Take a look at this miraculous fourth round of lettuce that I planted last March!
After I harvested the first bunches early last summer, I was delighted when about half of the lettuce seeds that I planted in March of 2020 sprouted a second time later that season. By late fall, I brought in some straggling leaves… maybe enough for one, good, family-sized salad. Christmas came and went, and then came the rain, the hard freezes, the sleet and frigid air. I didn’t even walk out to the greenhouse for over a month. When I went out today to begin preparing the soil in the raised beds, this perfect head of Burpee buttercrunch lettuce was there to meet me.
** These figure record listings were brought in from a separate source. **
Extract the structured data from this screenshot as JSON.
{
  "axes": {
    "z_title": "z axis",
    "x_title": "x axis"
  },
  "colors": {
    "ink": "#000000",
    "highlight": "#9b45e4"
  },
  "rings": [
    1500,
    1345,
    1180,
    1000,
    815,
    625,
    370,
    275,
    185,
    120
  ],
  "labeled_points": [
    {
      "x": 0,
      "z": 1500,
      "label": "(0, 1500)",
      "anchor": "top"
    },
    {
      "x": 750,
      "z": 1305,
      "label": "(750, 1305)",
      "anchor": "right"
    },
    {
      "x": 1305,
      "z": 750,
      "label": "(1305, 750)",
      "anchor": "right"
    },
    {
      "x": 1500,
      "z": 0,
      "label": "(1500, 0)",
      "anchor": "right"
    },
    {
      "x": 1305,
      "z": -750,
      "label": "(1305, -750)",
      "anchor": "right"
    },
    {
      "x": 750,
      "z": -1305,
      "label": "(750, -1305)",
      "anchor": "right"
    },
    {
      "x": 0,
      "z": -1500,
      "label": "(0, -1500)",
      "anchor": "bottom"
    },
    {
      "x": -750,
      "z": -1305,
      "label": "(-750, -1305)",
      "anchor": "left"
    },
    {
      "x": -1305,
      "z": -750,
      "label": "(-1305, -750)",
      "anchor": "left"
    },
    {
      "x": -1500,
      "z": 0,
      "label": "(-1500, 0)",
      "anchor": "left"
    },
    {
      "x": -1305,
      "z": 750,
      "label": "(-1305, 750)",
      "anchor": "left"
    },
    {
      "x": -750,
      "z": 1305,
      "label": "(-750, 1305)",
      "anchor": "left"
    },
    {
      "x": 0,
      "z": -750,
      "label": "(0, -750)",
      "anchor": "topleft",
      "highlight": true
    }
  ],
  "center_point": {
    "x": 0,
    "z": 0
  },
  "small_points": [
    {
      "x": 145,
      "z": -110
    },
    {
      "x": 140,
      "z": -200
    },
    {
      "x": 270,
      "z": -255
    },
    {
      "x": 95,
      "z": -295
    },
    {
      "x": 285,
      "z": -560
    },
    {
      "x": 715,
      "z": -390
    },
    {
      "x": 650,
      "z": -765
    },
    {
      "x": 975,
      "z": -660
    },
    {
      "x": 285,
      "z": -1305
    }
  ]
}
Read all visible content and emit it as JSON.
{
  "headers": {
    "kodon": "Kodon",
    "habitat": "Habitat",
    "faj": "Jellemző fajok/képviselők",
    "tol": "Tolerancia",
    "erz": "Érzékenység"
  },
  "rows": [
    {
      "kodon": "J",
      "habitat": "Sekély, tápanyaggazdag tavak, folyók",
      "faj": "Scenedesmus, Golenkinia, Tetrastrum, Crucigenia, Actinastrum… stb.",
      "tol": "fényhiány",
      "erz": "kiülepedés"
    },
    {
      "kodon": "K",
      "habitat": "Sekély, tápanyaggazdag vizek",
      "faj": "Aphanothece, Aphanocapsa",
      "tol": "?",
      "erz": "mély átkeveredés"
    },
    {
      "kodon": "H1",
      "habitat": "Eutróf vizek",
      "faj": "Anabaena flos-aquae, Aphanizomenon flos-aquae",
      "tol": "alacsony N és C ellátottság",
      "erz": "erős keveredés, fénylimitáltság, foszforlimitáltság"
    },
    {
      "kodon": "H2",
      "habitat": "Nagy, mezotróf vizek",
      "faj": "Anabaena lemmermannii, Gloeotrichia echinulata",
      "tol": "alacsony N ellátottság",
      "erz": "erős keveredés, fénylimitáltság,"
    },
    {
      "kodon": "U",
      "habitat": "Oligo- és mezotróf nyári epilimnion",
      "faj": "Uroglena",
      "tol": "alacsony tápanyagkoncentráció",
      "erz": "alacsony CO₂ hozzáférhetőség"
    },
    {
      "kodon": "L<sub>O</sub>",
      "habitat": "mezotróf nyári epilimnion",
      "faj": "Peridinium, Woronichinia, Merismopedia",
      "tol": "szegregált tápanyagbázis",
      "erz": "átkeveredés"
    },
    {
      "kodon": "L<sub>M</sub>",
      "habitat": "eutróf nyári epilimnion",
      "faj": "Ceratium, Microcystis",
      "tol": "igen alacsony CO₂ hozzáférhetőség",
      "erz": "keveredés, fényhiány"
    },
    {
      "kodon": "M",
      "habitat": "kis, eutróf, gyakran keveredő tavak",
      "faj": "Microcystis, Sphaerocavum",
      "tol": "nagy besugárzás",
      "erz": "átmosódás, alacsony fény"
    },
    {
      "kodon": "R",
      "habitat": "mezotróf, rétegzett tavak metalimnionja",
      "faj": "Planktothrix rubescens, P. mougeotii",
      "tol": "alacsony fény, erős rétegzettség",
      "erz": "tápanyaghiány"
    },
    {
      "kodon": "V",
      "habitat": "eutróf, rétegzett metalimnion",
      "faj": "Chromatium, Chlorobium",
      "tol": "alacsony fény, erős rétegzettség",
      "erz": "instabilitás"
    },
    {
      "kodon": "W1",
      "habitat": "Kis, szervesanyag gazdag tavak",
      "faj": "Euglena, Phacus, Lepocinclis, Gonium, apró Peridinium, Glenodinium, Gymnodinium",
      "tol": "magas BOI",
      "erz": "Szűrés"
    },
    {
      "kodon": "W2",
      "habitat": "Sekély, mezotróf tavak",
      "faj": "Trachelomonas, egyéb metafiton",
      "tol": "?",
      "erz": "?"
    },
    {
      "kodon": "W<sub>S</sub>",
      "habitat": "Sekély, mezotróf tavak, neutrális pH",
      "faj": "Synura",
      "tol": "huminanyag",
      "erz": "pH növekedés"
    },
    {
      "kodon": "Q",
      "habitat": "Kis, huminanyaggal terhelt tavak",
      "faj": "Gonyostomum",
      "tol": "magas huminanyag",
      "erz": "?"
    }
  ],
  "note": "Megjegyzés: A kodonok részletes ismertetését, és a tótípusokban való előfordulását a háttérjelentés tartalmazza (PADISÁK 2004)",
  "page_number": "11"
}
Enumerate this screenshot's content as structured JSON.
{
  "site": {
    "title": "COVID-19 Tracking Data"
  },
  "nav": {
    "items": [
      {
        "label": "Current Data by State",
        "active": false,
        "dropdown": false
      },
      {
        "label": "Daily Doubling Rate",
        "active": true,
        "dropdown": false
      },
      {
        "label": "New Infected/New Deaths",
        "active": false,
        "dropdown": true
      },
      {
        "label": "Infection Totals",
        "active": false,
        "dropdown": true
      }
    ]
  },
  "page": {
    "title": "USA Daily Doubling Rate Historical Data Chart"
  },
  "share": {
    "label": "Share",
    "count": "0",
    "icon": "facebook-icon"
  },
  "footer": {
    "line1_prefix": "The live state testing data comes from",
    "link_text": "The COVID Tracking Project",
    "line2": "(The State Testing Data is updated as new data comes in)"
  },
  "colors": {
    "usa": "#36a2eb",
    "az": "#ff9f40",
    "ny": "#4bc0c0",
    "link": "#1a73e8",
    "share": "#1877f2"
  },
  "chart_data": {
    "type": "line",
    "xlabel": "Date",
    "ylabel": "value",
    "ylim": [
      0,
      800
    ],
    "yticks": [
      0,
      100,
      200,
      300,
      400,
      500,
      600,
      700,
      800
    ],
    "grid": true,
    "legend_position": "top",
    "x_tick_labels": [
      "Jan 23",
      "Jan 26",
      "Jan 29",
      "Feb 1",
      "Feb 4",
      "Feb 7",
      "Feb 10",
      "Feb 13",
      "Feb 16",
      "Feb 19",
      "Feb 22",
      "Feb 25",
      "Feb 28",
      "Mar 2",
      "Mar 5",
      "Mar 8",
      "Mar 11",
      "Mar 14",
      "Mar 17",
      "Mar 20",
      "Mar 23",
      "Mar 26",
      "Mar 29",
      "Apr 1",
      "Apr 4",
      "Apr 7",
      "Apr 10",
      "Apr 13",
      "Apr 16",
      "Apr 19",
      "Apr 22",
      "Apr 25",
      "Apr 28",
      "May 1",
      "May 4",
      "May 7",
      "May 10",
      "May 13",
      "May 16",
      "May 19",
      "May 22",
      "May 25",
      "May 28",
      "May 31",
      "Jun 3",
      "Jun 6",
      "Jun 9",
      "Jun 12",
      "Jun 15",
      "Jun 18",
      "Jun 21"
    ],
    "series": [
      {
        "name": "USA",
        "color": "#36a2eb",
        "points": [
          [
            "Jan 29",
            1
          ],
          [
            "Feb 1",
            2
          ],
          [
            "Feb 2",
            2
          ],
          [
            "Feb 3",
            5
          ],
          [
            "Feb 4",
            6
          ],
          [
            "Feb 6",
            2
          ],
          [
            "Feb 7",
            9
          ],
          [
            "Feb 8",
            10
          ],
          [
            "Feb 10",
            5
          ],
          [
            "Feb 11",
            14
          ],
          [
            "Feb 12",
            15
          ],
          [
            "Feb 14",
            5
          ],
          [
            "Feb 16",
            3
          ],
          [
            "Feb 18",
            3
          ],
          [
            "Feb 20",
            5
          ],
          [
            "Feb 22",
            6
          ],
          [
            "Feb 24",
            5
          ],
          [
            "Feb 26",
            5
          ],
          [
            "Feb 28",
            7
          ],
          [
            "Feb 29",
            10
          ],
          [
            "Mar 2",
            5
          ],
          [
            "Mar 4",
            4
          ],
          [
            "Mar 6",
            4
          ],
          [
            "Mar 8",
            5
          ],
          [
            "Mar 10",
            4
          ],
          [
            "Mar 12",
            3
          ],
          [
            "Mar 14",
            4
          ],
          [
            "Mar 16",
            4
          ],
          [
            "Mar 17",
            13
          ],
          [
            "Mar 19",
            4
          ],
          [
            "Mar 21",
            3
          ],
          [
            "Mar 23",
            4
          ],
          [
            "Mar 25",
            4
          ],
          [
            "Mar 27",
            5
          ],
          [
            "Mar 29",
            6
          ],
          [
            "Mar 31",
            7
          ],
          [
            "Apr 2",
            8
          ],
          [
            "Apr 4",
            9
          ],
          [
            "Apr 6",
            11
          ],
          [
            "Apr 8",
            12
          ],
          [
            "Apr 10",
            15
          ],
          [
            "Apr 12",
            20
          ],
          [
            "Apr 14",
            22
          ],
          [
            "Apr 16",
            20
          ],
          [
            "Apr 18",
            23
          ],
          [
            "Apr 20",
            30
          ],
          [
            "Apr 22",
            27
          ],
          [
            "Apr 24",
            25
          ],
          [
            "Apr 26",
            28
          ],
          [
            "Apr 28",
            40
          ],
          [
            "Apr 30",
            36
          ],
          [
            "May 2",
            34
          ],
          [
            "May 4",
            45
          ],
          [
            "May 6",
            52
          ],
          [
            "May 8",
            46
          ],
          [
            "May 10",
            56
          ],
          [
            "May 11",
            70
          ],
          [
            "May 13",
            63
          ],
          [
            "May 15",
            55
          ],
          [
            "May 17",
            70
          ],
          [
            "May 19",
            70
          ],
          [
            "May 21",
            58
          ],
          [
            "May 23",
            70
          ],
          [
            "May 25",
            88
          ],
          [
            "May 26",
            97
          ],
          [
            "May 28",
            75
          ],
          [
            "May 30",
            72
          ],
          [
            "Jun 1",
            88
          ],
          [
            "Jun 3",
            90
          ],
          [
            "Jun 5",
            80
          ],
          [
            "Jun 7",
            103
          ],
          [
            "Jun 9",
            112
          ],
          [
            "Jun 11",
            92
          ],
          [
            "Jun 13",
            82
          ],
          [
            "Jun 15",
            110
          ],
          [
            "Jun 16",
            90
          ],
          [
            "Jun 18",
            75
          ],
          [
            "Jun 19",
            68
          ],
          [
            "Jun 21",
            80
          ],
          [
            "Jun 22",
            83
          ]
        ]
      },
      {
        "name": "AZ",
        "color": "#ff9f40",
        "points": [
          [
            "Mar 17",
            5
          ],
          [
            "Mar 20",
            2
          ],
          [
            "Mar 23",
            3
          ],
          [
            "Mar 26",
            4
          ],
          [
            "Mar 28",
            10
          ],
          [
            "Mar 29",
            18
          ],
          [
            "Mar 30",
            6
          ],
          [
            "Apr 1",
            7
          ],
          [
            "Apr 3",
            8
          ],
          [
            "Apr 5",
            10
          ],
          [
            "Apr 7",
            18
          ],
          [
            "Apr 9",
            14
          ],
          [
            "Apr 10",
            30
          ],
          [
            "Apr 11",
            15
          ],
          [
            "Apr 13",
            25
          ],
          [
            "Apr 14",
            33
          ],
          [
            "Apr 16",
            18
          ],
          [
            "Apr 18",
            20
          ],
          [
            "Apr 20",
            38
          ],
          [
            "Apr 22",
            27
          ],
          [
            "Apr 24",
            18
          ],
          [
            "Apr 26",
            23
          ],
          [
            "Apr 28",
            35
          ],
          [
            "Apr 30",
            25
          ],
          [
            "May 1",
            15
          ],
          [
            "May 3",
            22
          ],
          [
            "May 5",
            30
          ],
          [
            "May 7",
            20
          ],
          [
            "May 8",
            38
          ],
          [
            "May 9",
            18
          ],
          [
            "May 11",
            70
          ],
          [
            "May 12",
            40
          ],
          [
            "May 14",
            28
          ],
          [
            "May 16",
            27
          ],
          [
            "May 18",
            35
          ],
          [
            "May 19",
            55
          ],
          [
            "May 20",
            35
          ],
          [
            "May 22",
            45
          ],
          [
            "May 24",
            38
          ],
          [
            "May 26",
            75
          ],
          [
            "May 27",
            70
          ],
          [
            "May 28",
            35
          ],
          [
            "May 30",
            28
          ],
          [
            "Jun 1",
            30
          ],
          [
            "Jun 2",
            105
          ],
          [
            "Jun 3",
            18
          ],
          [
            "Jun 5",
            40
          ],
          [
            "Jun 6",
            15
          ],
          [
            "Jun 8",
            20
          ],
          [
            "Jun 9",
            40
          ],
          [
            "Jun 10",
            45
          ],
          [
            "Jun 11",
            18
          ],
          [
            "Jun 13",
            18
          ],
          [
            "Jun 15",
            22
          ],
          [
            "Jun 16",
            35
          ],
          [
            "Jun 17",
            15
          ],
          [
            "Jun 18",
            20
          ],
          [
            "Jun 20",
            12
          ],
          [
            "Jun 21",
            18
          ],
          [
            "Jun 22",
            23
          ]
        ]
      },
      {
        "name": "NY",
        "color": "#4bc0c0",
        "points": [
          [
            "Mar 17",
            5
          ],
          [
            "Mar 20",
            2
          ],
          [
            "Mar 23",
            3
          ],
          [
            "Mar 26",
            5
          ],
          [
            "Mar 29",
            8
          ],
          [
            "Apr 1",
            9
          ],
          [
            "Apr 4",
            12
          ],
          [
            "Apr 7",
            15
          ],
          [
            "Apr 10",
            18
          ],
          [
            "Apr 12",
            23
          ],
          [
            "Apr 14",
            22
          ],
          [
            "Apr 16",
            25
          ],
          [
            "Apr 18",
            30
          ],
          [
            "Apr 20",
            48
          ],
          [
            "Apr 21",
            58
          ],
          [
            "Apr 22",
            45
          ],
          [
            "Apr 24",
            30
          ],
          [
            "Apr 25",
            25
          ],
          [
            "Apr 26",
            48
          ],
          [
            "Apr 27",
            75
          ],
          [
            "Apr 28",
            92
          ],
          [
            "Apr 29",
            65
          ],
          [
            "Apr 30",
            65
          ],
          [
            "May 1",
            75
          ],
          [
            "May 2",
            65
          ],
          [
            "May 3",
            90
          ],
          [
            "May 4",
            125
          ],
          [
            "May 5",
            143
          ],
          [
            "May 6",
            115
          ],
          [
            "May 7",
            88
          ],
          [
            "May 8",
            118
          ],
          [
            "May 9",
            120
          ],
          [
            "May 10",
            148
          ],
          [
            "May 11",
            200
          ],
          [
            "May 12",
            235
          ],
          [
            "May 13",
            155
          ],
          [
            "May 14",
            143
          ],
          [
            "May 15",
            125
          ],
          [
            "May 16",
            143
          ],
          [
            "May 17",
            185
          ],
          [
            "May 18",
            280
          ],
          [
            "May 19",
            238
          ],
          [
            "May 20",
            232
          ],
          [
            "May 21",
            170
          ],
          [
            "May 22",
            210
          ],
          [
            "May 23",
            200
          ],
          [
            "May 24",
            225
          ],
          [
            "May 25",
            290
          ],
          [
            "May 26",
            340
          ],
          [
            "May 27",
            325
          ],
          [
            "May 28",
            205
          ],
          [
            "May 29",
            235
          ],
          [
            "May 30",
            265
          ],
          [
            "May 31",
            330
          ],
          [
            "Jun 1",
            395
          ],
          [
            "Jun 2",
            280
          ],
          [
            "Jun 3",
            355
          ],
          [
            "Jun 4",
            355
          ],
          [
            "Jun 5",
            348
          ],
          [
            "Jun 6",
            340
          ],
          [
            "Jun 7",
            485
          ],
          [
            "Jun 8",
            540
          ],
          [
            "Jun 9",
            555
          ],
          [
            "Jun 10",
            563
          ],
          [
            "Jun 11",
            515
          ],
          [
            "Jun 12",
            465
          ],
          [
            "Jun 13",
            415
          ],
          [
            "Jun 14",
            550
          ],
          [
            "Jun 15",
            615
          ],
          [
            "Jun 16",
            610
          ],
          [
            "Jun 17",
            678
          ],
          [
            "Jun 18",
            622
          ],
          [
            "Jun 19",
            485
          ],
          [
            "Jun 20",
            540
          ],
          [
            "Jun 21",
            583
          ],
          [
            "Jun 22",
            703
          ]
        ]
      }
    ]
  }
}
I was floored!
It was such an encouraging reminder to me that living things are more resilient than we can logically account for. Where there is a willingness to grow, you can’t keep a hearty plant with deep roots from doing what it is compelled to do. People aren’t so different. Gardening is really a leap of faith that always yields far more than we anticipate. You plant some seeds. You expect to eat fruits and vegetables, or cut flowers. But in gardening, we also reap the benefits of working the soil, absorbing minerals, and breaking a sweat. It brings our awareness to the microscopic ecosystems of living things that harmoniously exist outside of four walls. It also gives us a chance to clear our minds, unload our burdens, and notice how we are feeling or what we are thinking.
Through Crosswork mindfulness, you can learn to pay attention to your life and invest in your health by setting boundaries and prioritizing time for the things you enjoy most– including hobbies. Through Crosswork yoga, you can learn to move toward gratitude, a more optimistic outlook, or consideration and empathy toward others. This will help you to become a healthier individual, partner, friend, or employee. Healthy employees are more productive and more likely to contribute to positive peer relationships in the workplace.
Do you have a hobby that allows you to step away from the daily grind and be restored? Maybe you used to; maybe it was golf, running, or reading. Whatever it is, make time for it this week.